None Do There Embrace Poem by gershon hepner

None Do There Embrace



The grave’s a place where none embrace,
and yet the marvel is that when a wife
survives the man she loves his place
still parenthetically may fill her life,
because his place is in her heart
so long as she remembers all the joy
they once had shared. She will not part,
but parenthetically just redeploy.


Inspired by recalling the death of Mrs. Ramsay in Virginia Woolf’s “Mrs. Dalloway”:

Just as Mr Bankes is shocked by Lily’s representation of Mrs Ramsay, so Woolf’s readers may be shocked by the novel’s representation of Mrs Ramsay’s death: “[Mr. Ramsay stumbling along a passage stretched his arms out one dark morning, but Mrs. Ramsay having died rather suddenly the night before he stretched his arms out. They remained empty.]” (200) This is the low point of “Time Passes”. There are other deaths recorded here, each in parenthesis – the fall of a son in the Great War, the loss of a daughter in the pain of giving birth.

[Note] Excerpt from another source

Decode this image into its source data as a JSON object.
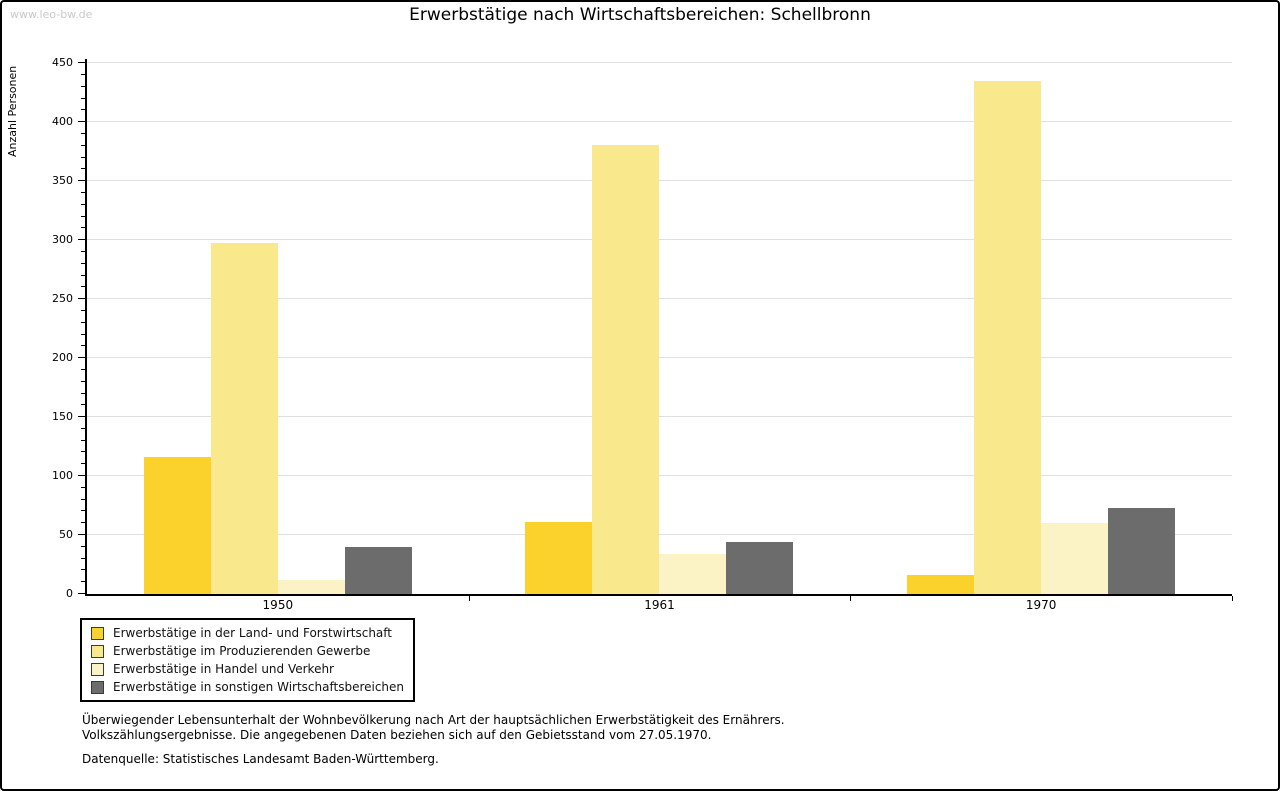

But it is the death of the novel’s central character, Mrs Ramsay, so casually reported, that most shocks. The notorious stumbling sentence in which the patriarch, Mr Ramsay, reaches out for his faithful wife only to clasp thin air, has given readers (and editors) considerable trouble (especially as the first American edition gives a substantive variant) . The passage may well allude to the story of Orpheus and Eurydice, a husband losing his wife at the gates of Hell. Mr Ramsay also seems to have learned the lesson of Andrew Marvell’s carpe diem in “To His Coy Mistress”: “The grave’s a fine and private place, / But none, I think, do there embrace”.